Nel caso in oggetto, la libertà di autodeterminazione è declinata all’interno della sfera familiare: la scelta di avere o meno un figlio riguarda la sfera più intima e intangibile della persona e – come tale – risulta incoercibile. Essa, al più, potrà essere limitata là dove si individuino interessi idonei ad essere con essa bilanciati, e le limitazioni siano ragionevolmente e congruamente giustificate dall’impossibilità di tutelare altrimenti interessi di pari rango. Nel caso di specie, ogni limitazione della scelta di divenire genitori appare censurabile.

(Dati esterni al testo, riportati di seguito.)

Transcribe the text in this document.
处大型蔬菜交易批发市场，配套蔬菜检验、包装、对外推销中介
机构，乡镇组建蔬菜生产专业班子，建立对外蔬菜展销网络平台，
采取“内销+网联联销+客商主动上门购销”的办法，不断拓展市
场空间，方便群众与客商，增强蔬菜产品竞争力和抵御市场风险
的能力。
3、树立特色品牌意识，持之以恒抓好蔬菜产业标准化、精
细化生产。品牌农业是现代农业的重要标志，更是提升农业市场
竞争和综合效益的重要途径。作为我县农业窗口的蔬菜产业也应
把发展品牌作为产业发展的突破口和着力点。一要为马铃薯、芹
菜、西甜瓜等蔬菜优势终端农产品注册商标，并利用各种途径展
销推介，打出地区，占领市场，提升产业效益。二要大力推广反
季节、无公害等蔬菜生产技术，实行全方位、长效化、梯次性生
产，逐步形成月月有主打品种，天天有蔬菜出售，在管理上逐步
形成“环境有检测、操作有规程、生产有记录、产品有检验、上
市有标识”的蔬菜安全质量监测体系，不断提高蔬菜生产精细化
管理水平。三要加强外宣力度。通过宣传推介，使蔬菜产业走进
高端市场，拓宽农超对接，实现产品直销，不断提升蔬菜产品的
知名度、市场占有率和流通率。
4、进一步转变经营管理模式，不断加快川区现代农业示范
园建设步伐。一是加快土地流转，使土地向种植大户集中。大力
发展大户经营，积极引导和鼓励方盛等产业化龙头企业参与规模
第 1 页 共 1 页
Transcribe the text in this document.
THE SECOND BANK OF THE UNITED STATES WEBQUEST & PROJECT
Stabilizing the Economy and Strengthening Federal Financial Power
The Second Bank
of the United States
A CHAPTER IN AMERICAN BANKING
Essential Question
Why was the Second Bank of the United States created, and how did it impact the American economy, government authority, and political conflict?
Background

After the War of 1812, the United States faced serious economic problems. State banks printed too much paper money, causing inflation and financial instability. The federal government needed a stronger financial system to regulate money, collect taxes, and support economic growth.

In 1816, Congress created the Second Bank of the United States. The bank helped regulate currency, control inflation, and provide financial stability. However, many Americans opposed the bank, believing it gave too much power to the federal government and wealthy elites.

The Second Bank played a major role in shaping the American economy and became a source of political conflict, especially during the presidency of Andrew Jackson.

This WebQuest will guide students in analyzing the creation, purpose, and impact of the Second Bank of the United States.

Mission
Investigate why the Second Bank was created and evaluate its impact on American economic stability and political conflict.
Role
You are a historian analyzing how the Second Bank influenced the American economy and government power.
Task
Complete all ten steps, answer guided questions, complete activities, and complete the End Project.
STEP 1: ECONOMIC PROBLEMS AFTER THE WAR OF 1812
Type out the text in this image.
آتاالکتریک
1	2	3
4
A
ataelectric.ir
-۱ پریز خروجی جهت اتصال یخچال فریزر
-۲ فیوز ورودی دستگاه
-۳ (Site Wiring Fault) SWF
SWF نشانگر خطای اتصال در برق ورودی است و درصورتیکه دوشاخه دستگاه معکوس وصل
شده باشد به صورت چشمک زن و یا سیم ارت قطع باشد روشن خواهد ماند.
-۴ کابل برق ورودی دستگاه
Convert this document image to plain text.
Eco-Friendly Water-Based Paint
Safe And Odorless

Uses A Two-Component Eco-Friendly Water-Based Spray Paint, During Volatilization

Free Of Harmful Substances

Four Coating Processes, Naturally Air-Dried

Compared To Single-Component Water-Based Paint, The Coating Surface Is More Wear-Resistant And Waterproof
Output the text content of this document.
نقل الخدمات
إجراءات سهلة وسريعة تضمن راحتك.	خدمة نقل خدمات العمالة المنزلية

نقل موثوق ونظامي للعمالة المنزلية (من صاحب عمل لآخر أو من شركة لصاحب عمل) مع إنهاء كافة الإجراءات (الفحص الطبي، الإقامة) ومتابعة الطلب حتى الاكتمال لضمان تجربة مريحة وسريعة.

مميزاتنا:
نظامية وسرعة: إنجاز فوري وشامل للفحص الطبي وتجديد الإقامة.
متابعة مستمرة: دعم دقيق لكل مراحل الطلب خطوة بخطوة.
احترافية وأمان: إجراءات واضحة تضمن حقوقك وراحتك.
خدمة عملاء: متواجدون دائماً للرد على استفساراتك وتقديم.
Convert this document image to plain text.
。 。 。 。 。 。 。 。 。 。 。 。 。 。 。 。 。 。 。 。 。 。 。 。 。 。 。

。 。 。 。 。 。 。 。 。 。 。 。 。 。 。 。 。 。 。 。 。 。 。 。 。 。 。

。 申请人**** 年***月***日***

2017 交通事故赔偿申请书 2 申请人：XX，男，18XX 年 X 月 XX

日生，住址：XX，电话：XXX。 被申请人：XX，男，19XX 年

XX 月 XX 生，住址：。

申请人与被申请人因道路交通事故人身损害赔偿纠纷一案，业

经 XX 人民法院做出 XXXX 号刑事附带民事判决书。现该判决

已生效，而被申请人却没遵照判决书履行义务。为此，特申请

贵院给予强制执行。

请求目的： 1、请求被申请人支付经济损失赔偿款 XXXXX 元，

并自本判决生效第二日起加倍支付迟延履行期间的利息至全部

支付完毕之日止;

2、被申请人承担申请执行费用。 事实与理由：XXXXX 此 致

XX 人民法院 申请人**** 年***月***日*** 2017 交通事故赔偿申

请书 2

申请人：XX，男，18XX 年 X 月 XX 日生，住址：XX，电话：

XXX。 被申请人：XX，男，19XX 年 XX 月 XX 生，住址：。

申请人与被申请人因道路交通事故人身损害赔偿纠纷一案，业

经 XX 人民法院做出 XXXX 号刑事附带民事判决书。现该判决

La disciplina in esame incide, inoltre, sul diritto alla salute, che, secondo costante giurisprudenza è comprensivo – oltre che della salute fisica – anche di quella psichica. «In relazione a questo profilo – afferma la Corte – non sono dirimenti le differenze tra PMA di tipo omologo ed eterologo, benché soltanto la prima renda possibile la nascita di un figlio geneticamente riconducibile ad entrambi i componenti della coppia. Anche tenendo conto delle diversità che caratterizzano dette tecniche, è, infatti, certo che l’impossibilità di formare una famiglia con figli insieme al proprio partner, mediante il ricorso alla PMA di tipo eterologo, possa incidere negativamente, in misura anche rilevante, sulla salute della coppia, nell’accezione che al relativo diritto deve essere data» (§ 7 c.d.). La Corte si premura di precisare come non si tratti di soggettivizzare la nozione di salute, né di assecondare il desiderio di autocompiacimento dei componenti di una coppia piegando la tecnica a fini consumistici, ma di tenere conto che «la nozione di patologia, anche psichica, la sua incidenza sul diritto alla salute e l’esistenza di pratiche terapeutiche idonee a tutelarlo vanno accertate alla luce delle valutazioni riservate alla scienza medica, ferma la necessità di verificare che la relativa scelta non si ponga in contrasto con interessi di pari rango» (§ 7 c.d.).
Queste premesse portano la Corte a ritenere che non sia possibile far cadere completamente il divieto di fecondazione eterologa. Tuttavia, ciò non impedisce alla Consulta di pronunciare una declaratoria parziale di illegittimità: infatti, dopo aver preso in considerazione i vari interessi che astrattamente potrebbero venire in rilievo, la Corte (qualificando la PMA eterologa come una species del genus PMA) giunge alla conclusione che l’assolutezza del divieto sia irragionevole e violi il canone di razionalità dell’ordinamento. E’ dunque consentita la fecondazione eterologa nei casi in cui a ricorrervi siano coppie assolutamente sterili o infertili.